Care about clean water? Now invest in it.

Impact investing is a newly minted term in the lexicon of Socially Responsible Investing jargon. It references going beyond the broad net of “socially responsible investing”, and investing in companies and/or products that are for-profit enterprises pursuing the solution to a global problem. An example would be the “clean water fund”, in which you might purchase a bundle of investments across different sectors, such as water purification plants, water distribution companies, water well maintenance, etc. The goal of the “solution” you are investing in is both to have a profitable return on your money, and help in some small way to solve a global predicament or opportunity.


I most recently discussed Impact Investing while watching the Mayweather/McGregor fight in a crowded sports bar in Hawaii. My husband Shawn is an avid boxing fan, and he convinced our 15 year old daughter Sophia and me to join him to watch the fight and avoid the $99 download fee at home. She and I naively thought we would happily go along for the ride, have a chance to get dressed cute and go out to lunch as a family. Instead, we were sandwiched like sardines in one of the only two bars on Kauai broadcasting the fight. Sophia sat between Shawn and I on the bar stools so close together our shoulders touched. To my right, was a man named Steve who was on Kauai for work. Coming up on his 30th birthday, he was in every way a true millennial. Once discovering I help people with their finances, he lamented about started college in 2007, being told that if he got a business degree “companies would be lining up for him”. When he graduated sixty thousand dollars in debt four years later, the economy was in shambles and people like him were lining up for every possible job opportunity. He explained how his generation felt so traumatized by that, the implosion of the American Dream. As a result, like many in her demographic he is waiting to get married, have kids, is saving money and living below his means (unlike his extravagant Gen X big brother he told me about as well). He wants to rent in the city, work hard, pay his debts off, and think long and hard about the feasibility of a house in the ‘burbs. In addition to being a corporate medical software sales rep with an MBA that travels the world making presentations to hospitals, he is also a regular activist. He shared details of various demonstrations he has attended, and how “fucked up” everything is, and how he’s just sick of it and he’s going to do something. He looked at me and said, “isn’t there any way to make money in my retirement plan with companies that care about the world?”. BINGO! Yes! Impact Investing solves his economic problems and his sense of social responsibility.

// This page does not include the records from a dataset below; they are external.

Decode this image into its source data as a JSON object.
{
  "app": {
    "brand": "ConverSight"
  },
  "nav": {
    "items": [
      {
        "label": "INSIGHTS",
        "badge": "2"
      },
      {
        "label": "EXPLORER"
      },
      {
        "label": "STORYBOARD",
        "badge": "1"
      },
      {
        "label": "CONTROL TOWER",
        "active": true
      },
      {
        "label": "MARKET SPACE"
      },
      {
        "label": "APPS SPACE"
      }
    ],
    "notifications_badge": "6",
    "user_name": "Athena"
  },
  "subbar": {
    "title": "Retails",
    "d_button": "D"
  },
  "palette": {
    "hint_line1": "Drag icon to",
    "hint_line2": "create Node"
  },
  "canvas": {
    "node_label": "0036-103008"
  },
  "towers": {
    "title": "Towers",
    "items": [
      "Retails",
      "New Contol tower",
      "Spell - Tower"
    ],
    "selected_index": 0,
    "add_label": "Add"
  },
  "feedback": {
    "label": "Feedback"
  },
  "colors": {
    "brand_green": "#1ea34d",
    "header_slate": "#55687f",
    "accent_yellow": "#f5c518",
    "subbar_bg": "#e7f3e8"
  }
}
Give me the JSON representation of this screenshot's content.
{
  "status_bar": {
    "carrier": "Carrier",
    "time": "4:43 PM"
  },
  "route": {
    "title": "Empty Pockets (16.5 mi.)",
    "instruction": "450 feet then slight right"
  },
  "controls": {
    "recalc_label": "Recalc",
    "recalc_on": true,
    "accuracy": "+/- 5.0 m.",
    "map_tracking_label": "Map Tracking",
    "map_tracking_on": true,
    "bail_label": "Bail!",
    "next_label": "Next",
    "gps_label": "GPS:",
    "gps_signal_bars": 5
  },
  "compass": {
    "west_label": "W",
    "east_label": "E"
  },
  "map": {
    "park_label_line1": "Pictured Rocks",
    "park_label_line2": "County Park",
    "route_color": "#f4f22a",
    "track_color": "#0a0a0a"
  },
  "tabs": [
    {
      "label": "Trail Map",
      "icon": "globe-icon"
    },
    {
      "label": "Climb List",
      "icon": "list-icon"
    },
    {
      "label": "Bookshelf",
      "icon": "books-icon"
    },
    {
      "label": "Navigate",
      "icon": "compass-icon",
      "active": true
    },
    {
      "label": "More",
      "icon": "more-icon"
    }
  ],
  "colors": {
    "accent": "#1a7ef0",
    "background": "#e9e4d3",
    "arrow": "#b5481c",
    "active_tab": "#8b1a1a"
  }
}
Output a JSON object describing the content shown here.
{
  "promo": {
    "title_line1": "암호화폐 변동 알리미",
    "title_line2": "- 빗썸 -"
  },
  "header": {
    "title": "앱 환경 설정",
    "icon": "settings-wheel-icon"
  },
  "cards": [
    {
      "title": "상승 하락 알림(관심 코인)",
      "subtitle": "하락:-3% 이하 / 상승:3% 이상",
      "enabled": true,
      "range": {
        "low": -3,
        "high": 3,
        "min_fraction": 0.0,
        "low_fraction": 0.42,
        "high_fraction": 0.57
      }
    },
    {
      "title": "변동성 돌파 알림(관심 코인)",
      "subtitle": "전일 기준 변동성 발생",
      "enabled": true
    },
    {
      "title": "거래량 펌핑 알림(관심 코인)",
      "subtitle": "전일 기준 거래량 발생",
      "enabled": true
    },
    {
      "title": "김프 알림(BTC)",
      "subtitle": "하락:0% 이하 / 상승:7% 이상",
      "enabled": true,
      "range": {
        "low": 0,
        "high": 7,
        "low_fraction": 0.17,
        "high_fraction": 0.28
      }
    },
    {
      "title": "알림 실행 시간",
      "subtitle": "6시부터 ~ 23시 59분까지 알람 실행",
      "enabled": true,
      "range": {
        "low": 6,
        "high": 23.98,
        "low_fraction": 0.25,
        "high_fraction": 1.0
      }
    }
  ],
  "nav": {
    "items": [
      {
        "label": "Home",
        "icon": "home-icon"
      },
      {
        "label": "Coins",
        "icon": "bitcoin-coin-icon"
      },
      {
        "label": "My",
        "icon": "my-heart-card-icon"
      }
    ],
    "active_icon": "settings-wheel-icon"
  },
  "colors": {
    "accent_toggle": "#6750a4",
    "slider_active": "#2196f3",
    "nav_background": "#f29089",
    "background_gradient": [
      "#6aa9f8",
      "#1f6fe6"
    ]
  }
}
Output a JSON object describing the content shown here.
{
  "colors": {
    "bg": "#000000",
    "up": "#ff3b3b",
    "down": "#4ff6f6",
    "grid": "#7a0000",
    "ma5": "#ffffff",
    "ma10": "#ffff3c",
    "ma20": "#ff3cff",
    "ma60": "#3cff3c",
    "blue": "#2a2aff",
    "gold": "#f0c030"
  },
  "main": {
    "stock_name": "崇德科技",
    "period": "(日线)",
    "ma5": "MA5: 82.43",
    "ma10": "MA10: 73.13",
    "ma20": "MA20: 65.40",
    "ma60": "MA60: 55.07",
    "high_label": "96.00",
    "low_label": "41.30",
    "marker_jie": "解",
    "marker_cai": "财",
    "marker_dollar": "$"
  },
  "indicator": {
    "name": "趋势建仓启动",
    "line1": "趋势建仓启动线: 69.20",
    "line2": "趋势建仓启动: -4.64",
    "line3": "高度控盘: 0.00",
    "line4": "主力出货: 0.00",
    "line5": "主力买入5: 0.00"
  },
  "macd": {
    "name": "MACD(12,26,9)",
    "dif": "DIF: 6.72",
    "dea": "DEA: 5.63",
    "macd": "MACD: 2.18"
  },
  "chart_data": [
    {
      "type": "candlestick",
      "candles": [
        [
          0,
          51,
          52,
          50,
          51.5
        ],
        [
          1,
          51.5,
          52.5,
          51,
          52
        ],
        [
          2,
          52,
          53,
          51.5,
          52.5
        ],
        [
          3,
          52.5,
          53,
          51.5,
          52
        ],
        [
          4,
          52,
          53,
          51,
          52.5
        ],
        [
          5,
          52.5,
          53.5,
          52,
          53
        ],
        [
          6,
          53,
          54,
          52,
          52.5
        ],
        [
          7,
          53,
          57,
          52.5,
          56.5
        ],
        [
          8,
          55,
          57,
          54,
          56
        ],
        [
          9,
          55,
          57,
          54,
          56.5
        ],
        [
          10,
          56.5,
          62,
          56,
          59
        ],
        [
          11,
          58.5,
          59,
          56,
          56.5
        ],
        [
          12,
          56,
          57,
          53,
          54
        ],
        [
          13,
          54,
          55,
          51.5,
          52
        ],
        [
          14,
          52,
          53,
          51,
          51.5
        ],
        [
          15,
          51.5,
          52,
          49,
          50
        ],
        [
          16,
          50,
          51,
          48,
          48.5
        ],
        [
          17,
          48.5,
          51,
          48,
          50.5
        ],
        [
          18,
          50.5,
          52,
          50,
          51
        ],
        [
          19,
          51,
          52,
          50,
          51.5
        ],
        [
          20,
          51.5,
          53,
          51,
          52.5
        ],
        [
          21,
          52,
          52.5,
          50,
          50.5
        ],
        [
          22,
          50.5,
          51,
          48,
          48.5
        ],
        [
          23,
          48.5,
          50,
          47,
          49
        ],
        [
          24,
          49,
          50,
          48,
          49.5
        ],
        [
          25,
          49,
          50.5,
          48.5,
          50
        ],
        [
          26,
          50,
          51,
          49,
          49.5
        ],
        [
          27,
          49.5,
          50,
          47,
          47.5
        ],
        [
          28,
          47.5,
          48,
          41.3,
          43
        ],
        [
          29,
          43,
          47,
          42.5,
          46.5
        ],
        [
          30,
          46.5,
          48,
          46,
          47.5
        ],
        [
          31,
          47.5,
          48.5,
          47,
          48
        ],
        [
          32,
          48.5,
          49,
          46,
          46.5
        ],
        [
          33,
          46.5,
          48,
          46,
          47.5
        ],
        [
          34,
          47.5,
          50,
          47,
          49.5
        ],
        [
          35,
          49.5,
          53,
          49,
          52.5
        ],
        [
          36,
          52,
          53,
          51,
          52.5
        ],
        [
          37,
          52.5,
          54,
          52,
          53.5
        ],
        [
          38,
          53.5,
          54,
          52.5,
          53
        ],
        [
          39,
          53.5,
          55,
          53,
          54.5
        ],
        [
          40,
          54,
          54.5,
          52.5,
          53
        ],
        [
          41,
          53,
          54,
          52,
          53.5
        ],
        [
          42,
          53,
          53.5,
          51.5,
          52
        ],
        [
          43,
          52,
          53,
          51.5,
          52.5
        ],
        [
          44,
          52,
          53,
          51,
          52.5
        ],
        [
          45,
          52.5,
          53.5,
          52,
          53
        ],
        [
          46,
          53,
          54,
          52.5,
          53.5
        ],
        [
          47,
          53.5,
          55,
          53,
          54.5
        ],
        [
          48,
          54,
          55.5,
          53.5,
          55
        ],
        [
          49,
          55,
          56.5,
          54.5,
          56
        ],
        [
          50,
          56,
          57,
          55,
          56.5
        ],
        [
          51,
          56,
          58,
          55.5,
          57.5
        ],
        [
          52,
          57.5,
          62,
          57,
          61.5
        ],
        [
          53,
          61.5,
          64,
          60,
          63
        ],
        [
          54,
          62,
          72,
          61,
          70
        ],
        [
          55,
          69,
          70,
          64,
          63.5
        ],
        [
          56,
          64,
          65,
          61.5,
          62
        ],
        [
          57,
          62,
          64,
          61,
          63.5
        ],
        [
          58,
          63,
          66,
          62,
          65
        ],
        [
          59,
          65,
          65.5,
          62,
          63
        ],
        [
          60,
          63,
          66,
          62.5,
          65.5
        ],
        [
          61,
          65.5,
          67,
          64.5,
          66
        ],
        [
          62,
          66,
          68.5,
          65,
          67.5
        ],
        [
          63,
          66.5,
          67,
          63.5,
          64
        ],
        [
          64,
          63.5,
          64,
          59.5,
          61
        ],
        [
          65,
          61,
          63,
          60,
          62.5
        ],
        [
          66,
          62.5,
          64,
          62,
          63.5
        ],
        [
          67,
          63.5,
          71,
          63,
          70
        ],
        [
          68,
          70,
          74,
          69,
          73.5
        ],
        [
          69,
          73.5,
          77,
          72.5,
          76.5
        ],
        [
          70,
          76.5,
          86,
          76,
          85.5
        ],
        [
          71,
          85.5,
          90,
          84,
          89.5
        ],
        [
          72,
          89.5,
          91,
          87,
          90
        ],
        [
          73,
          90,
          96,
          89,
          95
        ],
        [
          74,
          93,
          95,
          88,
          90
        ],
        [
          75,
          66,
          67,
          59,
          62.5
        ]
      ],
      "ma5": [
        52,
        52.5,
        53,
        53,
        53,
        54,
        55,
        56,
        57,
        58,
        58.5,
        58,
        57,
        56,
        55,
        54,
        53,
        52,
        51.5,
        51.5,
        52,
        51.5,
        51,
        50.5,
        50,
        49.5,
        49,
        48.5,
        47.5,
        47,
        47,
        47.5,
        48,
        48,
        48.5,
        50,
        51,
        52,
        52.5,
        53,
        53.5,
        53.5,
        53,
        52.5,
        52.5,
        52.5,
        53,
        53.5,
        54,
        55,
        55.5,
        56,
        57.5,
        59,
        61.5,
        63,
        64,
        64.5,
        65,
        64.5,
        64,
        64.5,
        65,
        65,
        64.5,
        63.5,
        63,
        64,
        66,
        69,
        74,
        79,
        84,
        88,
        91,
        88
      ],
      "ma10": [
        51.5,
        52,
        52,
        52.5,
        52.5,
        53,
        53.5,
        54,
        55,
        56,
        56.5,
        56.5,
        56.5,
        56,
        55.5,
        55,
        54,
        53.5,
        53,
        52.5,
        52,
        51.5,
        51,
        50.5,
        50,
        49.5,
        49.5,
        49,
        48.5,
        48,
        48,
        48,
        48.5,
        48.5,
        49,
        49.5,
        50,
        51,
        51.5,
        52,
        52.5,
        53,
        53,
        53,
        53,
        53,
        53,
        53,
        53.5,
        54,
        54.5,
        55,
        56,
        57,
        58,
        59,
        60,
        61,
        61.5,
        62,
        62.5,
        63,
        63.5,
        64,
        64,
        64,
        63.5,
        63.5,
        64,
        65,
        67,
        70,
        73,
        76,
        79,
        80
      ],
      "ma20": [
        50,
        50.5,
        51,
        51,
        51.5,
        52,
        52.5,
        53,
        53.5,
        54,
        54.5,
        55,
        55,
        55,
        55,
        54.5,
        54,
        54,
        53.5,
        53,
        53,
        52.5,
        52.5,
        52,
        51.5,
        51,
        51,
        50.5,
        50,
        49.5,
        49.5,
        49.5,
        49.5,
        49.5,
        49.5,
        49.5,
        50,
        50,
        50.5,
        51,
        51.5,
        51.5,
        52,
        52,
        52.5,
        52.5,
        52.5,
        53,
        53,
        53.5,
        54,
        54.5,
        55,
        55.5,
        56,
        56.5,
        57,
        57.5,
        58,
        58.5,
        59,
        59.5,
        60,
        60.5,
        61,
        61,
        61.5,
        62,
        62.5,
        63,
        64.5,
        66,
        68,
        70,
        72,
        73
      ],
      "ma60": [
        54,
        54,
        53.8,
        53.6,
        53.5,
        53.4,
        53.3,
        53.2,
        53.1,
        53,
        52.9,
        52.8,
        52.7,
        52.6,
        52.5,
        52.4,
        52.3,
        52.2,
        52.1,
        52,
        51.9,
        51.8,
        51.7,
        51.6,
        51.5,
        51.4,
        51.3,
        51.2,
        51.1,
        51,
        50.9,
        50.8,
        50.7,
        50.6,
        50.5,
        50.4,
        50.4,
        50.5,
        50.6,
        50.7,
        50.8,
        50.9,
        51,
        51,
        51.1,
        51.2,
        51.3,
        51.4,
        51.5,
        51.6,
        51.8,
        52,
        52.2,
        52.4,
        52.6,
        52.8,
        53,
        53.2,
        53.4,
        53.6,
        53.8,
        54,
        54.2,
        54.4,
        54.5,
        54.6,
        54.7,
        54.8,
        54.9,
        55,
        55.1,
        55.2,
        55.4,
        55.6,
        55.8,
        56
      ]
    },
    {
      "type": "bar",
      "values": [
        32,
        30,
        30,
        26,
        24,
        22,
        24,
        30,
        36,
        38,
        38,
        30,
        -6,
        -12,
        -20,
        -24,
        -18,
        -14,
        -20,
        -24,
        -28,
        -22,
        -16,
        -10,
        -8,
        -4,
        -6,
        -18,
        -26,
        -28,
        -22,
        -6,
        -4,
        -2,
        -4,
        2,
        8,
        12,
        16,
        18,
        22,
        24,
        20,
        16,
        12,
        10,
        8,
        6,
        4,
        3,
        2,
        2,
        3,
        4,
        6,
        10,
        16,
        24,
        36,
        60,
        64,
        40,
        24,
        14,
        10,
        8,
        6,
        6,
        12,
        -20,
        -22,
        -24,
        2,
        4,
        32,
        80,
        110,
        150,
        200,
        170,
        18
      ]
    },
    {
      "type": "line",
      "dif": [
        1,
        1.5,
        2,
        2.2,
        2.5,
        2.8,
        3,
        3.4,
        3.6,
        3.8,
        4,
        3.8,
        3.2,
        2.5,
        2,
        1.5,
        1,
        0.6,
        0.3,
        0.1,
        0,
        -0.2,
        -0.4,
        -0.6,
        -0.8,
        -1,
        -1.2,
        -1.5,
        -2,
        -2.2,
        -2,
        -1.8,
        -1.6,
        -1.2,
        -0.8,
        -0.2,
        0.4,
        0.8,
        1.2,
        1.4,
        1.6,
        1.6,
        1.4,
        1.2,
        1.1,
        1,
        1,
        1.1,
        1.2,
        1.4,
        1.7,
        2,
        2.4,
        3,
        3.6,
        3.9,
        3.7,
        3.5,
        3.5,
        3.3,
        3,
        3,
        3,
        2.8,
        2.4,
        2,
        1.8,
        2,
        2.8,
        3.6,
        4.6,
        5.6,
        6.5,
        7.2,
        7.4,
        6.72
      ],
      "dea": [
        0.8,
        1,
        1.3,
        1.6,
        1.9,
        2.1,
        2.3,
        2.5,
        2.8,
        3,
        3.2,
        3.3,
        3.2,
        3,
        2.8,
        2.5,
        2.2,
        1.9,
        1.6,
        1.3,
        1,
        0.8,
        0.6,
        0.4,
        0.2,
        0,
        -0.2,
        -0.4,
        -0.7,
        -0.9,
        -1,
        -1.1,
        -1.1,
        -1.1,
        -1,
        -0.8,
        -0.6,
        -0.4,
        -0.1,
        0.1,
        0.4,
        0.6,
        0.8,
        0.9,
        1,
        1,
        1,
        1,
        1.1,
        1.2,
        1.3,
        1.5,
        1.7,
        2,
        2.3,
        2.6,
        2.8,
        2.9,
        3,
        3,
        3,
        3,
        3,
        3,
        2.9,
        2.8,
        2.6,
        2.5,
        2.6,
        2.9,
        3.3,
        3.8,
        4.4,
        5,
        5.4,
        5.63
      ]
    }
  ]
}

Impact Investing is aimed to generate specific beneficial social or environmental effects, while simultaneously achieving financial gain. Impact Investing is technically a subset of Socially Responsible Investing (SRI), but they are actually notably different in their underlying philosophy. The definition of socially responsible investing encompasses “avoidance of harm, impact investing actively seeks to make a positive impact by investing, for example, in nonprofits that benefit the community or in clean technology enterprises.” , while the definition of Impact Investing is “….One example of an impact investing project is a community solar program. A platform called Mosaic allows people to invest as little as $25 to fund solar projects that save money for homeowners, schools or other institutions while reducing carbon emissions….”. The Impact Investing vehicle is designed to find a solution to a specific problem, and make money at the same time. At the same time, the SRI screens (of minimizing harm) are applied to the companies chosen for inclusion in the Impact Investment portfolio for each specific project.”